1. Krapf JM, Pope R, Rubin RS, Moss CF, Mauskar MM. Definition and classification of clitoral phimosis and adhesions: an international Delphi study. BJOG. 2025. doi:10.1111/1471-0528.70066.

2. Munarriz R, Talakoub L, Kuohung W, et al. The prevalence of phimosis of the clitoris in women presenting to the sexual dysfunction clinic: lack of correlation to disorders of desire, arousal and orgasm. J Sex Marital Ther. 2002;28 Suppl 1:181-5. doi:10.1080/00926230252851302.

3. Ringel NE, Iglesia C. Common benign chronic vulvar disorders. Am Fam Physician. 2020;102(9):550-557.

4. Myers MC, Romanello JP, Nico E, et al. A retrospective case series on patient satisfaction and efficacy of non-surgical lysis of clitoral adhesions. J Sex Med. 2022;19(9):1412-1420. doi:10.1016/j.jsxm.2022.06.011.

5. Chmel R, Nováčková M, Fait T, et al. Clitoral phimosis: effects on female sexual function and surgical treatment outcomes. J Sex Med. 2019;16(2):257-266. doi:10.1016/j.jsxm.2018.12.012.

6. Committee on Practice Bulletins–Gynecology. Diagnosis and management of vulvar skin disorders: ACOG Practice Bulletin, Number 224. Obstet Gynecol. 2020;136(1):e1-e14. doi:10.1097/AOG.0000000000003944.

7. Kroft J, Shier M. A novel approach to the surgical management of clitoral phimosis. J Obstet Gynaecol Can. 2012;34(5):465-471. doi:10.1016/S1701-2163(16)35243-4.

8. Maybury EK, Recio FO, Ahmad S, McKenzie ND. Fused clitoral hood presenting as a periclitoral mass. Obstet Gynecol. 2022;140(6):1056-1060. doi:10.1097/AOG.0000000000004996.

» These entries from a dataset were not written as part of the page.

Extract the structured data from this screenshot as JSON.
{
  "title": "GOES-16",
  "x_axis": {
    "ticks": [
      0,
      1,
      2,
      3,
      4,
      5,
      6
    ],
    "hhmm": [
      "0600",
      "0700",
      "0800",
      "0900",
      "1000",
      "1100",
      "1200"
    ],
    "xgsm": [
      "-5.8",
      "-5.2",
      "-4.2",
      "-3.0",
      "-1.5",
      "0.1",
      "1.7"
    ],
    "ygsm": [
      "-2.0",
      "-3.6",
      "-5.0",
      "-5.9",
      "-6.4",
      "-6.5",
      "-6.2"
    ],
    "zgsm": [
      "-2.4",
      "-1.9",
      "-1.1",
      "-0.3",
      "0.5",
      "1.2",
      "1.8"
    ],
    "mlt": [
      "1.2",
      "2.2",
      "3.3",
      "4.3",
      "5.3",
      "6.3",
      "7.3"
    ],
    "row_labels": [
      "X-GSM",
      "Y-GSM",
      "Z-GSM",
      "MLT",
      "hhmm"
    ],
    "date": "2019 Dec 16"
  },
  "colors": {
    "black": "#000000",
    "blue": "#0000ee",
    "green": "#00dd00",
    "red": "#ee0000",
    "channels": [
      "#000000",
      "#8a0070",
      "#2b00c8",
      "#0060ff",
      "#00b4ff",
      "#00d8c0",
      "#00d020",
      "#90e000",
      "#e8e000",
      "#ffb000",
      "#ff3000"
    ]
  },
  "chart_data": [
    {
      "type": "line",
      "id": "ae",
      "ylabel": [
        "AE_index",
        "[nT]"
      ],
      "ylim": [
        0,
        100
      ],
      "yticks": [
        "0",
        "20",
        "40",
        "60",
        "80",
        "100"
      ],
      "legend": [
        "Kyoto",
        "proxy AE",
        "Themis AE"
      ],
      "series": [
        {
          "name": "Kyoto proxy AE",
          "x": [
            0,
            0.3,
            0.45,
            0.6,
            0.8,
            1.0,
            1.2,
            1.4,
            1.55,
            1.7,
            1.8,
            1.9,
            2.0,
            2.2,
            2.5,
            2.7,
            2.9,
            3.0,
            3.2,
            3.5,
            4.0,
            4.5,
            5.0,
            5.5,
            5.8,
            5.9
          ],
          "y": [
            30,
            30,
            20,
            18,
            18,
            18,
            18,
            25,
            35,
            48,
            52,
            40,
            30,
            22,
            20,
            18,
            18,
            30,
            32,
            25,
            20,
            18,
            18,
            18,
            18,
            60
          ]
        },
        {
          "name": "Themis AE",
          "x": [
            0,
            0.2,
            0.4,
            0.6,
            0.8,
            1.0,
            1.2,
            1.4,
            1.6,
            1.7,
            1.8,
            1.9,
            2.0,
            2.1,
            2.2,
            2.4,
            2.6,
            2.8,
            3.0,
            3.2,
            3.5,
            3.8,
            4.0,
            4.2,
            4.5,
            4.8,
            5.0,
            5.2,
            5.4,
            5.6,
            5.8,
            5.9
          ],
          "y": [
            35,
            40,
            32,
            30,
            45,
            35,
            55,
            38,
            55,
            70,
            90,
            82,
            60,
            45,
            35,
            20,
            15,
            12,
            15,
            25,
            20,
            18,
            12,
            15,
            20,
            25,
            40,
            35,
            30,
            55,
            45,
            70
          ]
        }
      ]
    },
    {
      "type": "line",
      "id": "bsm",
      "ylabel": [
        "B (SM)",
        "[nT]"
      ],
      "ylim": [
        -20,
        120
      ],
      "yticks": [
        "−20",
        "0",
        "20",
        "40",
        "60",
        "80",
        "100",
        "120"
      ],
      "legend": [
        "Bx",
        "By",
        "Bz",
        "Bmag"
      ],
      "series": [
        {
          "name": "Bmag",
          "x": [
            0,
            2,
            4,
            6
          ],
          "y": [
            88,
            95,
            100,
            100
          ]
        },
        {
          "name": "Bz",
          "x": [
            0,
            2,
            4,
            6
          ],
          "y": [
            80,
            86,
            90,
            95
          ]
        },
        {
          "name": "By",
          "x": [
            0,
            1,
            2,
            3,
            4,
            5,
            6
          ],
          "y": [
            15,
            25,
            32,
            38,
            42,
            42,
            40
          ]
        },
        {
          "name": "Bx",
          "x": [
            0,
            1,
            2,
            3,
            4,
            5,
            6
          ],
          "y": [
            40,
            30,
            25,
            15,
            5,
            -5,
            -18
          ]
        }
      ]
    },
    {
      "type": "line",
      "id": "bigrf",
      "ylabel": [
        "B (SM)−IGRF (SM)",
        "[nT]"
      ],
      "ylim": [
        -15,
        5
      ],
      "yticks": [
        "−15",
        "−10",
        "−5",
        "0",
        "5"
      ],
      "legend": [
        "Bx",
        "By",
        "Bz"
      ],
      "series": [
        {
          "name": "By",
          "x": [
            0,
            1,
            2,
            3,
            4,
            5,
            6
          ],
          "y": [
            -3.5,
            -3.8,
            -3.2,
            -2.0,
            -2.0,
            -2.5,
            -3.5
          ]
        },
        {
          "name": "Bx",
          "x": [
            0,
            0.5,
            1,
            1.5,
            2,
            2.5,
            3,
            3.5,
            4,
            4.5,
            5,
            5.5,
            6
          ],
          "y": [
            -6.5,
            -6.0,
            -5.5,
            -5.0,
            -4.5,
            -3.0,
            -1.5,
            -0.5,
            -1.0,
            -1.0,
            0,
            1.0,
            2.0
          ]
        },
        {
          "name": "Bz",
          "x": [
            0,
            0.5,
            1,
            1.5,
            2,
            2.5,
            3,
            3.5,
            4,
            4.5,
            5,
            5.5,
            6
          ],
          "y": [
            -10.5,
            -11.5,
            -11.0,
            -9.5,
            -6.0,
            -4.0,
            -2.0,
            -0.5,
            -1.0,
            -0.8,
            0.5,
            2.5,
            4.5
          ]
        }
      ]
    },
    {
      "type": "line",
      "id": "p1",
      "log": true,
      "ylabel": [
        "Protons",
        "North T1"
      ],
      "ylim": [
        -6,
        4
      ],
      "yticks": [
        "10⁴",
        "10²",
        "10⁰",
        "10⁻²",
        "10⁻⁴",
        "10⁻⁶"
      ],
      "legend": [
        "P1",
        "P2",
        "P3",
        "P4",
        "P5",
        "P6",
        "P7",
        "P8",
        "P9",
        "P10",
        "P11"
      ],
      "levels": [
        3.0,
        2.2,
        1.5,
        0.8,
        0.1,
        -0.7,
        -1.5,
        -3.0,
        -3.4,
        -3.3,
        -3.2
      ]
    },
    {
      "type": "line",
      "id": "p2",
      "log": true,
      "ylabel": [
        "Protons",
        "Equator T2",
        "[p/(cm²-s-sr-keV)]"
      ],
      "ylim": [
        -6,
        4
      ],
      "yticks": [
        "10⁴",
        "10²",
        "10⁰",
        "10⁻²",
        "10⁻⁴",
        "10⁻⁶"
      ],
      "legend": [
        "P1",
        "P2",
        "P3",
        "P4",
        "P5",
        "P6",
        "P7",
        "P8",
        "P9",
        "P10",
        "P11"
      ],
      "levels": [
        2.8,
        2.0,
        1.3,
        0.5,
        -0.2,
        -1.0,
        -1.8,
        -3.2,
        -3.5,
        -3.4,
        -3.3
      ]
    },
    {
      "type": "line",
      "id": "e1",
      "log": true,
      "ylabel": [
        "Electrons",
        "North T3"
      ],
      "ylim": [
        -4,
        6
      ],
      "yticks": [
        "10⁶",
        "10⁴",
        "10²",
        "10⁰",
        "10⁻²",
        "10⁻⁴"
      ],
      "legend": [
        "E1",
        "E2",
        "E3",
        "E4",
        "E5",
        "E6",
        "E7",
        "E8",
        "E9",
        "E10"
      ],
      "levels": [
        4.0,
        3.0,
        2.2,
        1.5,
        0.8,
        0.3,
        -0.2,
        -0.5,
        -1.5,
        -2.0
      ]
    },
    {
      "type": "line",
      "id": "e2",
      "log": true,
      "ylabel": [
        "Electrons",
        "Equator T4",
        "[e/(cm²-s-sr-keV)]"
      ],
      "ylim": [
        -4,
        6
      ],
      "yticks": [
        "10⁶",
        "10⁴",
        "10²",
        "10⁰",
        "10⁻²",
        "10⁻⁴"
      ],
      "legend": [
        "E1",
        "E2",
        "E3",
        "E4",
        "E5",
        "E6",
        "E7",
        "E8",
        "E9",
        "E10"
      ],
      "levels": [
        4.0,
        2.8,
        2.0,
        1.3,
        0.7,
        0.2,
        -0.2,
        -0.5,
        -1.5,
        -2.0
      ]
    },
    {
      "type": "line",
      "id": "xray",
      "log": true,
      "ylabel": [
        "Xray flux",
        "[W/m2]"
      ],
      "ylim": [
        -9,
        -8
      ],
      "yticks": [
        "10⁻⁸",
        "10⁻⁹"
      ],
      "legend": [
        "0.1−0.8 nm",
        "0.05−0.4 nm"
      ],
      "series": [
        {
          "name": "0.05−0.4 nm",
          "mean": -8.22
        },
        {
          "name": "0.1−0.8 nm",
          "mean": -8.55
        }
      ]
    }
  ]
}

9. van der Putte SC, Sie-Go DM. Development and structure of the glandopreputial sulcus of the human clitoris with a special reference to glandopreputial glands. Anat Rec (Hoboken). 2011;294(1):156-64. doi:10.1002/ar.21279.

10. Goldstein AT, Burrows LJ. Surgical treatment of clitoral phimosis caused by lichen sclerosus. Am J Obstet Gynecol. 2007;196(2):126.e1-4. doi:10.1016/j.ajog.2006.08.023.

11. Breech LL, Laufer MR. Surgicel in the management of labial and clitoral hood adhesions in adolescents with lichen sclerosus. J Pediatr Adolesc Gynecol. 2000;13(1):21-2. doi:10.1016/s1083-3188(99)00029-7.

12. Nerantzoulis I, Grigoriadis T, Michala L. Genital lichen sclerosus in childhood and adolescence — a retrospective case series of 15 patients: early diagnosis is crucial to avoid long-term sequelae. Eur J Pediatr. 2017;176(10):1429-1432. doi:10.1007/s00431-017-3004-y.

13. Committee on Adolescent Health Care. Breast and labial surgery in adolescents: ACOG Committee Opinion No. 795. Obstet Gynecol. 2020;135(1):e36-e43. doi:10.1097/AOG.0000000000003621.